The project is split into two parts,
First part showcases how one can make use of the Predictive Analytics service, available on the IBM Bluemix, to determine the hidden patterns on the events published by IoT devices in realtime.
Second part takes the advantage of the data (historical data) produced by the part 1 and analyze/visualize them using Spark and Notebook.
####Part#1
Following are the list of components used in the part#1 of this project,
-
Device component - publishes the temperature events to the IBM Watson IoT Platform for every 2 seconds.
-
Spark streaming component - Multiple receivers running in the Apache Spark service subscribes to these events and make a ReST call to the SPSS model deployed on Predictive Analysis
-
SPSS Model - The SPSS stream is built on top of the SPSS streaming time series expert model. Based on the input data, it finds the most suitable time series forecast model and trains the model automatically during the scoring time. The first 50 data points are used for training and the model will adjust itself over time. The stream is deployed in Predictive Analytics service. Through API call, the service will return the next few forecasts based on the input. When real time data reading is received, the Spark streaming job gets the next few forecasts from Predictive Analytics service. It also calculates a A ZScore (aka, a standard score indicates how many standard deviations an element is from the mean) to indicate the degree of difference in the actual reading compared to the forecast readings. Since the forecast is a trend indicator, a bigger difference than the normal range would indicate a sudden change of value.
-
RTI component - The ZScore will be used in RTI rule to determine when the alert will be raised. A larger value filters out smaller spikes and dips.
####Part#2
Following are the list of components used in the part#2 of this project,
As shown, the Node-RED application will subscribe to the results (which contains the temperature, forecast temperature, zscore and wzscore values) from the Watson IoT Platform and store them into a Cloudant NoSQL DB. This Cloundat NoSQL DB will act as a historical data storage.

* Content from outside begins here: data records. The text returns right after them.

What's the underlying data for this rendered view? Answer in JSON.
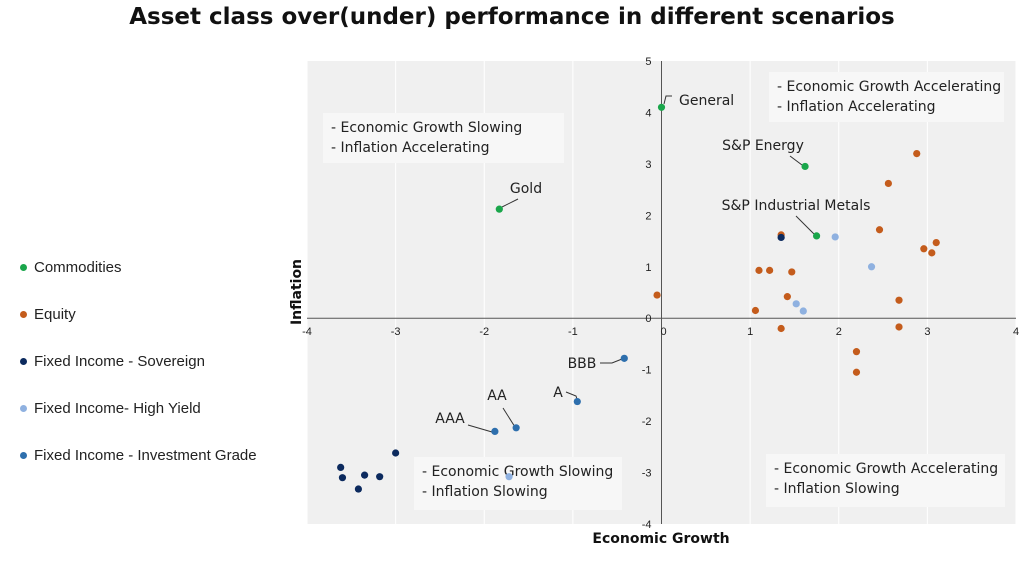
{
  "title": "Asset class over(under) performance in different scenarios",
  "legend": [
    {
      "label": "Commodities",
      "color": "#1aa64b"
    },
    {
      "label": "Equity",
      "color": "#c45c1c"
    },
    {
      "label": "Fixed Income - Sovereign",
      "color": "#0c2a5e"
    },
    {
      "label": "Fixed Income- High Yield",
      "color": "#8fb1e0"
    },
    {
      "label": "Fixed Income - Investment Grade",
      "color": "#2e6fad"
    }
  ],
  "quadrants": {
    "top_left": [
      "- Economic Growth Slowing",
      "- Inflation Accelerating"
    ],
    "top_right": [
      "- Economic Growth Accelerating",
      "- Inflation Accelerating"
    ],
    "bottom_left": [
      "- Economic Growth Slowing",
      "- Inflation Slowing"
    ],
    "bottom_right": [
      "- Economic Growth Accelerating",
      "- Inflation Slowing"
    ]
  },
  "chart_data": {
    "type": "scatter",
    "title": "Asset class over(under) performance in different scenarios",
    "xlabel": "Economic Growth",
    "ylabel": "Inflation",
    "xlim": [
      -4,
      4
    ],
    "ylim": [
      -4,
      5
    ],
    "xticks": [
      "-4",
      "-3",
      "-2",
      "-1",
      "0",
      "1",
      "2",
      "3",
      "4"
    ],
    "yticks": [
      "-4",
      "-3",
      "-2",
      "-1",
      "0",
      "1",
      "2",
      "3",
      "4",
      "5"
    ],
    "grid": true,
    "legend_position": "left",
    "series": [
      {
        "name": "Commodities",
        "color": "#1aa64b",
        "points": [
          [
            0.0,
            4.1
          ],
          [
            1.62,
            2.95
          ],
          [
            -1.83,
            2.12
          ],
          [
            1.75,
            1.6
          ]
        ]
      },
      {
        "name": "Equity",
        "color": "#c45c1c",
        "points": [
          [
            2.88,
            3.2
          ],
          [
            2.56,
            2.62
          ],
          [
            2.46,
            1.72
          ],
          [
            2.96,
            1.35
          ],
          [
            3.1,
            1.47
          ],
          [
            3.05,
            1.27
          ],
          [
            1.1,
            0.93
          ],
          [
            1.22,
            0.93
          ],
          [
            1.47,
            0.9
          ],
          [
            1.35,
            1.62
          ],
          [
            1.42,
            0.42
          ],
          [
            2.68,
            0.35
          ],
          [
            -0.05,
            0.45
          ],
          [
            1.06,
            0.15
          ],
          [
            1.35,
            -0.2
          ],
          [
            2.68,
            -0.17
          ],
          [
            2.2,
            -0.65
          ],
          [
            2.2,
            -1.05
          ]
        ]
      },
      {
        "name": "Fixed Income - Sovereign",
        "color": "#0c2a5e",
        "points": [
          [
            1.35,
            1.57
          ],
          [
            -3.0,
            -2.62
          ],
          [
            -3.62,
            -2.9
          ],
          [
            -3.6,
            -3.1
          ],
          [
            -3.35,
            -3.05
          ],
          [
            -3.18,
            -3.08
          ],
          [
            -3.42,
            -3.32
          ]
        ]
      },
      {
        "name": "Fixed Income- High Yield",
        "color": "#8fb1e0",
        "points": [
          [
            1.96,
            1.58
          ],
          [
            2.37,
            1.0
          ],
          [
            1.52,
            0.28
          ],
          [
            1.6,
            0.14
          ],
          [
            -1.72,
            -3.08
          ]
        ]
      },
      {
        "name": "Fixed Income - Investment Grade",
        "color": "#2e6fad",
        "points": [
          [
            -0.42,
            -0.78
          ],
          [
            -0.95,
            -1.62
          ],
          [
            -1.64,
            -2.13
          ],
          [
            -1.88,
            -2.2
          ]
        ]
      }
    ],
    "annotations": [
      {
        "text": "General",
        "x": 0.0,
        "y": 4.1
      },
      {
        "text": "S&P Energy",
        "x": 1.62,
        "y": 2.95
      },
      {
        "text": "Gold",
        "x": -1.83,
        "y": 2.12
      },
      {
        "text": "S&P Industrial Metals",
        "x": 1.75,
        "y": 1.6
      },
      {
        "text": "BBB",
        "x": -0.42,
        "y": -0.78
      },
      {
        "text": "A",
        "x": -0.95,
        "y": -1.62
      },
      {
        "text": "AA",
        "x": -1.64,
        "y": -2.13
      },
      {
        "text": "AAA",
        "x": -1.88,
        "y": -2.2
      }
    ]
  }
}
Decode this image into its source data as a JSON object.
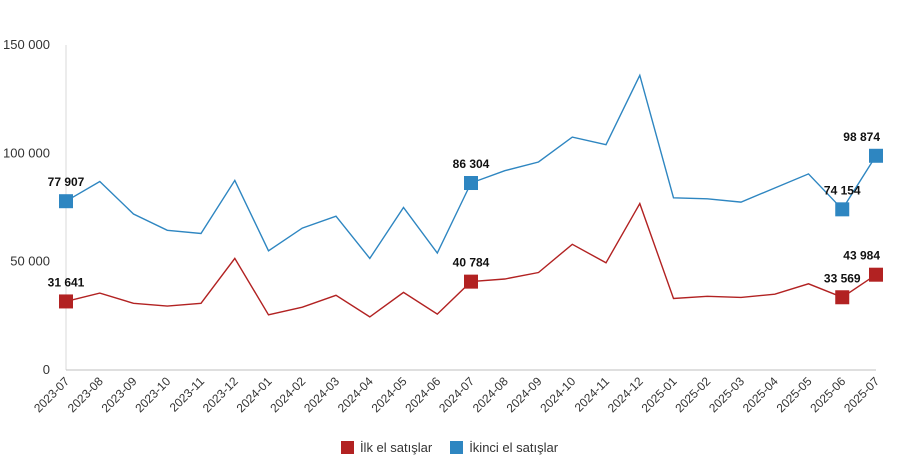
{
  "chart_data": {
    "type": "line",
    "categories": [
      "2023-07",
      "2023-08",
      "2023-09",
      "2023-10",
      "2023-11",
      "2023-12",
      "2024-01",
      "2024-02",
      "2024-03",
      "2024-04",
      "2024-05",
      "2024-06",
      "2024-07",
      "2024-08",
      "2024-09",
      "2024-10",
      "2024-11",
      "2024-12",
      "2025-01",
      "2025-02",
      "2025-03",
      "2025-04",
      "2025-05",
      "2025-06",
      "2025-07"
    ],
    "ylim": [
      0,
      150000
    ],
    "yticks": [
      0,
      50000,
      100000,
      150000
    ],
    "ytick_labels": [
      "0",
      "50 000",
      "100 000",
      "150 000"
    ],
    "grid": false,
    "legend_position": "bottom",
    "series": [
      {
        "name": "İlk el satışlar",
        "color": "#B22222",
        "values": [
          31641,
          35500,
          30800,
          29500,
          30800,
          51500,
          25500,
          29000,
          34500,
          24500,
          35800,
          25800,
          40784,
          42000,
          45000,
          58000,
          49500,
          76800,
          33000,
          34000,
          33500,
          35000,
          39800,
          33569,
          43984
        ],
        "labeled": [
          {
            "index": 0,
            "label": "31 641"
          },
          {
            "index": 12,
            "label": "40 784"
          },
          {
            "index": 23,
            "label": "33 569"
          },
          {
            "index": 24,
            "label": "43 984"
          }
        ]
      },
      {
        "name": "İkinci el satışlar",
        "color": "#2E86C1",
        "values": [
          77907,
          87000,
          72000,
          64500,
          63000,
          87500,
          55000,
          65500,
          71000,
          51500,
          75000,
          54000,
          86304,
          92000,
          96000,
          107500,
          104000,
          136000,
          79500,
          79000,
          77500,
          84000,
          90500,
          74154,
          98874
        ],
        "labeled": [
          {
            "index": 0,
            "label": "77 907"
          },
          {
            "index": 12,
            "label": "86 304"
          },
          {
            "index": 23,
            "label": "74 154"
          },
          {
            "index": 24,
            "label": "98 874"
          }
        ]
      }
    ]
  }
}
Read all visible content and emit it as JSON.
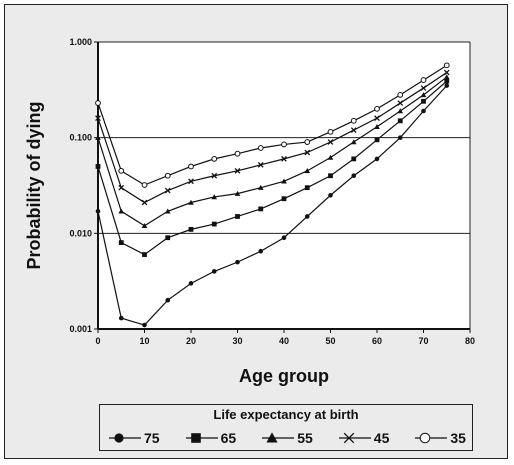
{
  "chart_data": {
    "type": "line",
    "title": "",
    "xlabel": "Age group",
    "ylabel": "Probability of dying",
    "xlim": [
      0,
      80
    ],
    "ylim": [
      0.001,
      1.0
    ],
    "y_scale": "log",
    "x_ticks": [
      "0",
      "10",
      "20",
      "30",
      "40",
      "50",
      "60",
      "70",
      "80"
    ],
    "y_ticks": [
      "0.001",
      "0.010",
      "0.100",
      "1.000"
    ],
    "gridlines_y": [
      0.01,
      0.1
    ],
    "x": [
      0,
      5,
      10,
      15,
      20,
      25,
      30,
      35,
      40,
      45,
      50,
      55,
      60,
      65,
      70,
      75
    ],
    "legend_title": "Life expectancy at birth",
    "legend_position": "bottom",
    "series": [
      {
        "name": "75",
        "marker": "filled-circle",
        "values": [
          0.017,
          0.0013,
          0.0011,
          0.002,
          0.003,
          0.004,
          0.005,
          0.0065,
          0.009,
          0.015,
          0.025,
          0.04,
          0.06,
          0.1,
          0.19,
          0.35
        ]
      },
      {
        "name": "65",
        "marker": "filled-square",
        "values": [
          0.05,
          0.008,
          0.006,
          0.009,
          0.011,
          0.0125,
          0.015,
          0.018,
          0.023,
          0.03,
          0.04,
          0.06,
          0.095,
          0.15,
          0.24,
          0.39
        ]
      },
      {
        "name": "55",
        "marker": "filled-triangle",
        "values": [
          0.1,
          0.017,
          0.012,
          0.017,
          0.021,
          0.024,
          0.026,
          0.03,
          0.035,
          0.045,
          0.062,
          0.09,
          0.13,
          0.19,
          0.28,
          0.43
        ]
      },
      {
        "name": "45",
        "marker": "x-cross",
        "values": [
          0.16,
          0.03,
          0.021,
          0.028,
          0.035,
          0.04,
          0.045,
          0.052,
          0.06,
          0.07,
          0.09,
          0.12,
          0.16,
          0.23,
          0.33,
          0.48
        ]
      },
      {
        "name": "35",
        "marker": "open-circle",
        "values": [
          0.23,
          0.045,
          0.032,
          0.04,
          0.05,
          0.06,
          0.068,
          0.078,
          0.085,
          0.09,
          0.115,
          0.15,
          0.2,
          0.28,
          0.4,
          0.57
        ]
      }
    ]
  }
}
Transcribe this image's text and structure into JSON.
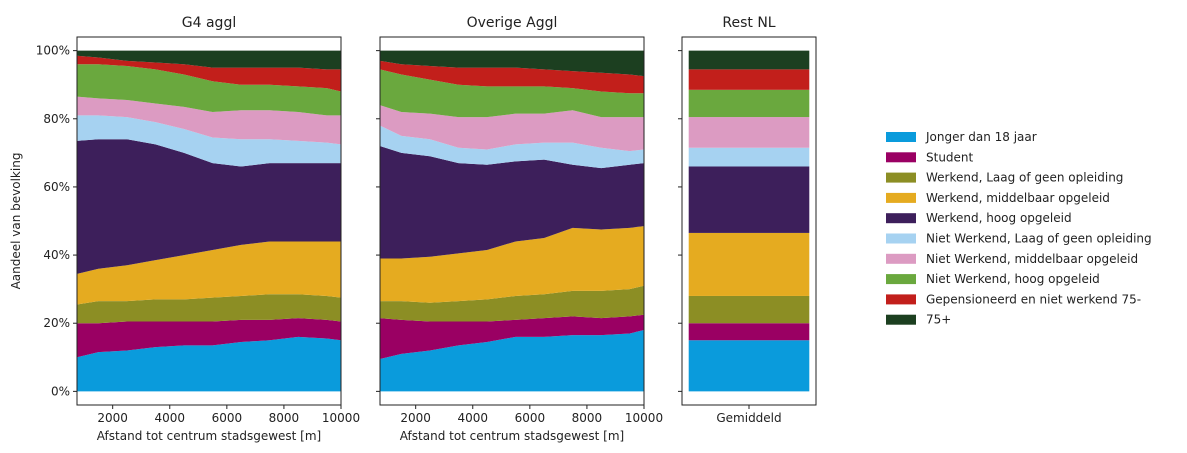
{
  "chart_data": [
    {
      "type": "area",
      "title": "G4 aggl",
      "xlabel": "Afstand tot centrum stadsgewest [m]",
      "ylabel": "Aandeel van bevolking",
      "x": [
        750,
        1500,
        2500,
        3500,
        4500,
        5500,
        6500,
        7500,
        8500,
        9500,
        10000
      ],
      "xlim": [
        750,
        10000
      ],
      "xticks": [
        2000,
        4000,
        6000,
        8000,
        10000
      ],
      "ylim": [
        -4,
        104
      ],
      "yticks": [
        {
          "value": 0,
          "label": "0%"
        },
        {
          "value": 20,
          "label": "20%"
        },
        {
          "value": 40,
          "label": "40%"
        },
        {
          "value": 60,
          "label": "60%"
        },
        {
          "value": 80,
          "label": "80%"
        },
        {
          "value": 100,
          "label": "100%"
        }
      ],
      "series": [
        {
          "name": "Jonger dan 18 jaar",
          "color": "#0a9bdc",
          "values": [
            10,
            11.5,
            12,
            13,
            13.5,
            13.5,
            14.5,
            15,
            16,
            15.5,
            15
          ]
        },
        {
          "name": "Student",
          "color": "#9a0063",
          "values": [
            10,
            8.5,
            8.5,
            7.5,
            7,
            7,
            6.5,
            6,
            5.5,
            5.5,
            5.5
          ]
        },
        {
          "name": "Werkend, Laag of geen opleiding",
          "color": "#8c8e24",
          "values": [
            5.5,
            6.5,
            6,
            6.5,
            6.5,
            7,
            7,
            7.5,
            7,
            7,
            7
          ]
        },
        {
          "name": "Werkend, middelbaar opgeleid",
          "color": "#e5ab20",
          "values": [
            9,
            9.5,
            10.5,
            11.5,
            13,
            14,
            15,
            15.5,
            15.5,
            16,
            16.5
          ]
        },
        {
          "name": "Werkend, hoog opgeleid",
          "color": "#3d1f5b",
          "values": [
            39,
            38,
            37,
            34,
            30,
            25.5,
            23,
            23,
            23,
            23,
            23
          ]
        },
        {
          "name": "Niet Werkend, Laag of geen opleiding",
          "color": "#a6d2f1",
          "values": [
            7.5,
            7,
            6.5,
            6.5,
            7,
            7.5,
            8,
            7,
            6.5,
            6,
            5.5
          ]
        },
        {
          "name": "Niet Werkend, middelbaar opgeleid",
          "color": "#dc9bc2",
          "values": [
            5.5,
            5,
            5,
            5.5,
            6.5,
            7.5,
            8.5,
            8.5,
            8.5,
            8,
            8.5
          ]
        },
        {
          "name": "Niet Werkend, hoog opgeleid",
          "color": "#6aa83e",
          "values": [
            9.5,
            10,
            10,
            10,
            9.5,
            9,
            7.5,
            7.5,
            7.5,
            8,
            7
          ]
        },
        {
          "name": "Gepensioneerd en niet werkend 75-",
          "color": "#c21f1b",
          "values": [
            2.5,
            2,
            1.5,
            2,
            3,
            4,
            5,
            5,
            5.5,
            5.5,
            6.5
          ]
        },
        {
          "name": "75+",
          "color": "#1c3f20",
          "values": [
            1.5,
            2,
            3,
            3.5,
            4,
            5,
            5,
            5,
            5,
            5.5,
            5.5
          ]
        }
      ]
    },
    {
      "type": "area",
      "title": "Overige Aggl",
      "xlabel": "Afstand tot centrum stadsgewest [m]",
      "x": [
        750,
        1500,
        2500,
        3500,
        4500,
        5500,
        6500,
        7500,
        8500,
        9500,
        10000
      ],
      "xlim": [
        750,
        10000
      ],
      "xticks": [
        2000,
        4000,
        6000,
        8000,
        10000
      ],
      "ylim": [
        -4,
        104
      ],
      "series": [
        {
          "color": "#0a9bdc",
          "values": [
            9.5,
            11,
            12,
            13.5,
            14.5,
            16,
            16,
            16.5,
            16.5,
            17,
            18
          ]
        },
        {
          "color": "#9a0063",
          "values": [
            12,
            10,
            8.5,
            7,
            6,
            5,
            5.5,
            5.5,
            5,
            5,
            4.5
          ]
        },
        {
          "color": "#8c8e24",
          "values": [
            5,
            5.5,
            5.5,
            6,
            6.5,
            7,
            7,
            7.5,
            8,
            8,
            8.5
          ]
        },
        {
          "color": "#e5ab20",
          "values": [
            12.5,
            12.5,
            13.5,
            14,
            14.5,
            16,
            16.5,
            18.5,
            18,
            18,
            17.5
          ]
        },
        {
          "color": "#3d1f5b",
          "values": [
            33,
            31,
            29.5,
            26.5,
            25,
            23.5,
            23,
            18.5,
            18,
            18.5,
            18.5
          ]
        },
        {
          "color": "#a6d2f1",
          "values": [
            6,
            5,
            5,
            4.5,
            4.5,
            5,
            5,
            6.5,
            6,
            4,
            4
          ]
        },
        {
          "color": "#dc9bc2",
          "values": [
            6,
            7,
            7.5,
            9,
            9.5,
            9,
            8.5,
            9.5,
            9,
            10,
            9.5
          ]
        },
        {
          "color": "#6aa83e",
          "values": [
            10.5,
            11,
            10,
            9.5,
            9,
            8,
            8,
            6.5,
            7.5,
            7,
            7
          ]
        },
        {
          "color": "#c21f1b",
          "values": [
            2.5,
            3,
            4,
            5,
            5.5,
            5.5,
            5,
            5,
            5.5,
            5.5,
            5
          ]
        },
        {
          "color": "#1c3f20",
          "values": [
            3,
            4,
            4.5,
            5,
            5,
            5,
            5.5,
            6,
            6.5,
            7,
            7.5
          ]
        }
      ]
    },
    {
      "type": "bar",
      "title": "Rest NL",
      "categories": [
        "Gemiddeld"
      ],
      "ylim": [
        -4,
        104
      ],
      "series": [
        {
          "color": "#0a9bdc",
          "values": [
            15
          ]
        },
        {
          "color": "#9a0063",
          "values": [
            5
          ]
        },
        {
          "color": "#8c8e24",
          "values": [
            8
          ]
        },
        {
          "color": "#e5ab20",
          "values": [
            18.5
          ]
        },
        {
          "color": "#3d1f5b",
          "values": [
            19.5
          ]
        },
        {
          "color": "#a6d2f1",
          "values": [
            5.5
          ]
        },
        {
          "color": "#dc9bc2",
          "values": [
            9
          ]
        },
        {
          "color": "#6aa83e",
          "values": [
            8
          ]
        },
        {
          "color": "#c21f1b",
          "values": [
            6
          ]
        },
        {
          "color": "#1c3f20",
          "values": [
            5.5
          ]
        }
      ]
    }
  ]
}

Once the Cloudant NoSQL DB is filled with enough data, this recipe will use the Jupyter Notebook to load the data into the Spark engine and use Spark SQL, other graphical libraries to analyze the data and show the results in charts or graphs.
Instruction about how to run the sample can be found in their respective directories.
- Refer to the part1 recipe Engage Machine Learning for detecting anomalous behaviors of things for more information about the Predictive Analytics and the samples.
The library is shipped with Eclipse Public License and refer to the [License file] (https://github.com/ibm-messaging/iot-predictive-analytics-samples/blob/master/LICENSE) for more information about the licensing.